Wir gucken ja eigentlich immer in die Vergangenheit und sagen: Früher war alles besser. Da kommen dann auch zurecht Leute und brüllen: Quatsch, da haben wir nur einfach total viele Dinge ignoriert. Und natürlich gab es da richtige Scheiße: Ständerhaltung, Abteilungsreiten bis zum Erbrechen, Anatomie des Pferdes wurde oft ignoriert, wenn die Schulmedizin nicht half, half nur der Schlachter und das mit der Weide hatte auch nicht jeder verinnerlicht. So können wir doch jetzt eigentlich froh sein in einer aufgeklärteren Welt zu Leben, nicht wahr? Nein. Also nicht nur jedenfalls.
Das möchte ich heute mal am Allheilmittel und Liebling der Massen – der Bodenarbeit – erläutern. Das sind Gedankenspiele – ihr müsst nicht meiner Meinung sein. Aber ihr könnt mal drüber nachdenken.

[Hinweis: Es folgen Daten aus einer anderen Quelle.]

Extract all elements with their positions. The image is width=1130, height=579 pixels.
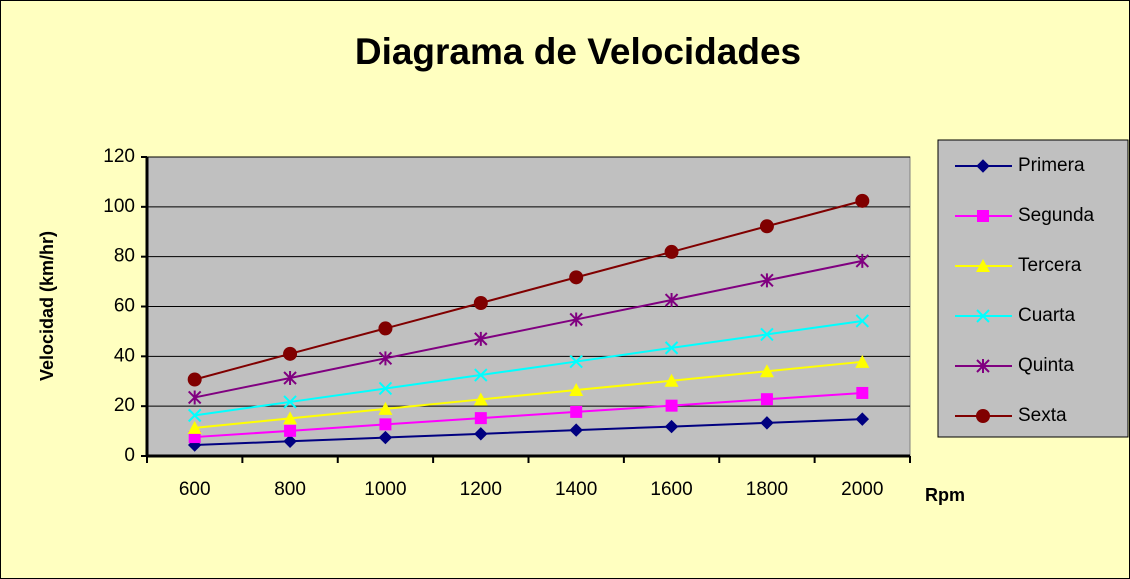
legend-label: Quinta (1018, 355, 1074, 376)
marker (187, 390, 202, 405)
y-axis-label: Velocidad (km/hr) (37, 231, 57, 381)
marker (855, 253, 870, 268)
marker (569, 354, 583, 369)
marker (760, 327, 774, 342)
marker (856, 386, 869, 399)
marker (187, 408, 202, 423)
x-tick-label: 1400 (555, 479, 597, 500)
marker (187, 420, 202, 434)
series-line (194, 391, 863, 439)
legend-label: Tercera (1018, 255, 1082, 276)
x-tick-label: 1200 (460, 479, 502, 500)
marker (664, 419, 679, 434)
marker (569, 270, 584, 285)
x-tick-label: 2000 (841, 479, 883, 500)
series-line (194, 360, 863, 429)
marker (569, 382, 584, 396)
marker (976, 159, 990, 173)
marker (188, 431, 201, 444)
series-line (194, 199, 863, 381)
marker (855, 193, 870, 208)
marker (665, 399, 678, 412)
marker (664, 341, 679, 355)
x-tick-label: 800 (274, 479, 306, 500)
marker (664, 293, 679, 308)
x-tick-label: 600 (179, 479, 211, 500)
marker (473, 296, 488, 311)
chart-title: Diagrama de Velocidades (355, 31, 801, 72)
x-tick-label: 1800 (746, 479, 788, 500)
marker (760, 393, 773, 406)
marker (759, 364, 774, 378)
marker (379, 418, 392, 431)
series-line (194, 418, 863, 447)
marker (570, 405, 583, 418)
marker (474, 368, 488, 382)
marker (473, 392, 488, 406)
y-tick-label: 0 (124, 445, 135, 466)
marker (976, 409, 990, 423)
marker (855, 314, 870, 328)
marker (474, 412, 487, 425)
marker (378, 351, 393, 366)
marker (378, 401, 393, 415)
marker (760, 273, 774, 288)
y-tick-label: 120 (103, 146, 135, 167)
y-tick-label: 100 (103, 196, 135, 217)
series-line (194, 319, 863, 417)
y-tick-label: 60 (114, 296, 135, 317)
legend-label: Primera (1018, 155, 1085, 176)
marker (378, 430, 393, 445)
marker (664, 244, 679, 259)
marker (664, 373, 679, 387)
y-tick-label: 40 (114, 345, 135, 366)
marker (474, 427, 488, 441)
marker (284, 424, 297, 437)
legend-label: Sexta (1018, 405, 1067, 426)
x-tick-label: 1000 (364, 479, 406, 500)
marker (474, 331, 488, 346)
legend-label: Segunda (1018, 205, 1095, 226)
legend-box (937, 139, 1129, 438)
marker (283, 434, 297, 449)
marker (976, 359, 990, 373)
marker (977, 210, 989, 222)
marker (976, 309, 990, 323)
marker (283, 346, 298, 361)
marker (569, 312, 583, 327)
marker (378, 321, 393, 336)
marker (283, 411, 298, 425)
marker (569, 423, 583, 437)
y-tick-label: 20 (114, 395, 135, 416)
y-tick-label: 80 (114, 246, 135, 267)
marker (760, 416, 774, 430)
marker (283, 395, 297, 409)
marker (283, 371, 297, 386)
marker (187, 372, 202, 387)
marker (855, 412, 870, 426)
x-tick-label: 1600 (650, 479, 692, 500)
marker (378, 381, 393, 396)
marker (855, 354, 870, 368)
marker (976, 259, 990, 272)
series-line (194, 259, 863, 399)
marker (759, 219, 774, 234)
x-axis-label: Rpm (925, 485, 965, 505)
legend-label: Cuarta (1018, 305, 1075, 326)
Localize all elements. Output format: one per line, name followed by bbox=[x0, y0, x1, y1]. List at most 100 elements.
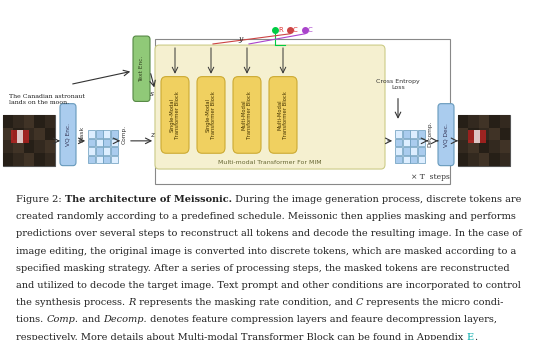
Bar bbox=[111, 139, 118, 147]
Bar bbox=[402, 147, 409, 155]
Text: Single-Modal
Transformer Block: Single-Modal Transformer Block bbox=[206, 91, 217, 139]
Text: image editing, the original image is converted into discrete tokens, which are m: image editing, the original image is con… bbox=[16, 246, 516, 255]
Bar bbox=[11, 130, 29, 143]
FancyBboxPatch shape bbox=[133, 36, 150, 101]
Bar bbox=[479, 153, 489, 166]
Bar bbox=[458, 115, 510, 166]
Bar bbox=[103, 155, 110, 164]
Bar bbox=[489, 140, 500, 153]
Bar bbox=[3, 115, 55, 166]
Bar bbox=[402, 155, 409, 164]
Text: C: C bbox=[293, 28, 298, 33]
Bar bbox=[410, 155, 417, 164]
FancyBboxPatch shape bbox=[161, 76, 189, 153]
Bar bbox=[479, 140, 489, 153]
Text: Multi-Modal
Transformer Block: Multi-Modal Transformer Block bbox=[278, 91, 288, 139]
Bar bbox=[458, 115, 468, 128]
Bar bbox=[88, 147, 95, 155]
Text: and utilized to decode the target image. Text prompt and other conditions are in: and utilized to decode the target image.… bbox=[16, 281, 521, 290]
Bar bbox=[111, 147, 118, 155]
Text: Multi-Modal
Transformer Block: Multi-Modal Transformer Block bbox=[241, 91, 252, 139]
Bar bbox=[96, 155, 103, 164]
Bar bbox=[468, 128, 479, 140]
Bar bbox=[489, 128, 500, 140]
Bar bbox=[417, 147, 424, 155]
Text: tions.: tions. bbox=[16, 315, 46, 324]
Text: Multi-modal Transformer For MIM: Multi-modal Transformer For MIM bbox=[218, 160, 322, 165]
Bar bbox=[489, 115, 500, 128]
Bar bbox=[458, 153, 468, 166]
Text: R: R bbox=[278, 28, 283, 33]
Bar bbox=[417, 155, 424, 164]
Bar bbox=[500, 115, 510, 128]
Bar bbox=[410, 130, 417, 138]
Text: respectively. More details about Multi-modal Transformer Block can be found in A: respectively. More details about Multi-m… bbox=[16, 333, 467, 340]
Bar bbox=[500, 128, 510, 140]
Bar bbox=[103, 130, 110, 138]
Bar bbox=[45, 140, 55, 153]
Bar bbox=[3, 128, 14, 140]
Bar bbox=[96, 130, 103, 138]
Text: Cross Entropy
Loss: Cross Entropy Loss bbox=[376, 79, 420, 90]
Bar bbox=[402, 139, 409, 147]
Bar bbox=[88, 130, 95, 138]
Bar bbox=[88, 139, 95, 147]
FancyBboxPatch shape bbox=[269, 76, 297, 153]
Bar bbox=[489, 153, 500, 166]
Bar bbox=[395, 147, 402, 155]
Bar bbox=[24, 153, 34, 166]
Bar bbox=[103, 139, 110, 147]
Bar bbox=[14, 128, 24, 140]
Bar bbox=[34, 153, 45, 166]
Bar bbox=[17, 130, 23, 143]
Bar bbox=[24, 140, 34, 153]
Bar bbox=[402, 130, 409, 138]
Bar bbox=[395, 155, 402, 164]
Text: .: . bbox=[474, 333, 477, 340]
Text: Text Enc.: Text Enc. bbox=[139, 56, 144, 82]
Bar bbox=[468, 153, 479, 166]
Bar bbox=[14, 153, 24, 166]
FancyBboxPatch shape bbox=[233, 76, 261, 153]
Bar bbox=[45, 153, 55, 166]
Bar bbox=[468, 130, 486, 143]
Text: Comp.: Comp. bbox=[46, 315, 79, 324]
Text: specified masking strategy. After a series of processing steps, the masked token: specified masking strategy. After a seri… bbox=[16, 264, 510, 273]
Bar bbox=[417, 139, 424, 147]
Text: E: E bbox=[467, 333, 474, 340]
Bar bbox=[96, 139, 103, 147]
FancyBboxPatch shape bbox=[155, 45, 385, 169]
Text: R: R bbox=[129, 298, 136, 307]
Text: The Canadian astronaut
lands on the moon.: The Canadian astronaut lands on the moon… bbox=[9, 94, 85, 105]
Text: denotes feature compression layers and feaure decompression layers,: denotes feature compression layers and f… bbox=[147, 315, 497, 324]
Bar bbox=[34, 128, 45, 140]
Bar bbox=[410, 139, 417, 147]
Bar bbox=[468, 115, 479, 128]
Bar bbox=[395, 139, 402, 147]
Bar bbox=[96, 147, 103, 155]
FancyBboxPatch shape bbox=[197, 76, 225, 153]
Bar bbox=[34, 140, 45, 153]
Bar bbox=[500, 140, 510, 153]
Text: C: C bbox=[356, 298, 363, 307]
Bar bbox=[103, 147, 110, 155]
Bar bbox=[34, 115, 45, 128]
Text: the synthesis process.: the synthesis process. bbox=[16, 298, 129, 307]
Bar bbox=[468, 140, 479, 153]
Text: Mask: Mask bbox=[79, 126, 84, 142]
Text: z: z bbox=[150, 131, 154, 139]
FancyBboxPatch shape bbox=[438, 104, 454, 166]
Bar bbox=[458, 128, 468, 140]
Bar bbox=[410, 147, 417, 155]
Text: represents the masking rate condition, and: represents the masking rate condition, a… bbox=[136, 298, 356, 307]
Text: VQ Dec.: VQ Dec. bbox=[443, 123, 449, 147]
Text: represents the micro condi-: represents the micro condi- bbox=[363, 298, 504, 307]
Bar bbox=[14, 140, 24, 153]
Bar bbox=[474, 130, 480, 143]
Bar bbox=[155, 39, 450, 184]
Text: VQ Enc.: VQ Enc. bbox=[65, 123, 71, 146]
Text: During the image generation process, discrete tokens are: During the image generation process, dis… bbox=[232, 195, 521, 204]
Bar bbox=[24, 128, 34, 140]
Bar bbox=[24, 115, 34, 128]
Bar bbox=[479, 115, 489, 128]
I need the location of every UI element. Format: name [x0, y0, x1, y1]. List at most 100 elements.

Als ich Kind war und Reiten lernte … da war das vielleicht was für Cowboys, aber bei uns longierte man ein Pferd, oder man ging mit ihm spazieren. Das war alles, was sich am Boden abspielte. Vielleicht ließ man auch noch ganz klassisch das Pferd mal in der Halle toben. Mehr gab es da nicht. Was nicht bedeutet, dass nicht schon damals Leute klassische Schule an der Hand bei uns im Stall betrieben haben – auch wirklich hohe Lektionen. Richtig gut, die Frau. Aber war immer so ein bisschen Zirkusreiterei.
Jetzt macht jeder Bodenarbeit. Die ganze Zeit. Irgendwie ist es auch schick geworden. Ich musste am Anfang auch auf den Boden (gesundheitsbedingt). Aber ich bin halt kein Fan. Viel gebracht … hm … kann ich im Nachhinein nicht mal sagen. Aber ich wäre auch nicht dort mit meinem Pferd wo ich jetzt wäre, wenn es nicht endlich auch mal Alternativen zu manchen Dingen gäbe. Was es halt früher nicht zwingend gab. Und teilweise auch so gar nicht. Vor allem in Sachen Zäumung oder Sättel.

Und jetzt muss ich mal zurückgehen. Was bin ich denn früher geritten? Warmblüter. Unterschiedlich in ihrer Art und Weise. Manche mit viel Blut, manche ohne. Das waren alles sehr ordentlich ausgebildete Pferde, die nicht ständig ihrem Gleichgewicht hinterherliefen und auch ein bisschen mehr konnten, als nur den Kopp zu rollen, damit der Reiter endlich Ruhe gibt. Das ist ganz offensichtlich ohne Bodenarbeit entstanden. Weil sich die meisten dieser Reitpferde ähnlich bedienen ließen. Ähnlich – nicht gleich. Unterschiedlich reiten musste man sie sehr wohl. Nun – sind ja auch Pferde. Eigentlich funktionieren die doch irgendwie alle gleich.
Eine fiel aus dem Raster – der Todesstern. Vielleicht hätte die von ein bisschen Bodenarbeit profitiert. Zumindest aber von Longenarbeit mit Kappzaum, davon bin ich überzeugt. Gab es nur nicht. Wer weiß, ob die nicht auch mal locker flockig geworden wäre … obwohl … nein. Einfach nein. Was nicht an der Bodenarbeit liegt sondern an einem Pferd mit der größten Anti-Haltung der Welt.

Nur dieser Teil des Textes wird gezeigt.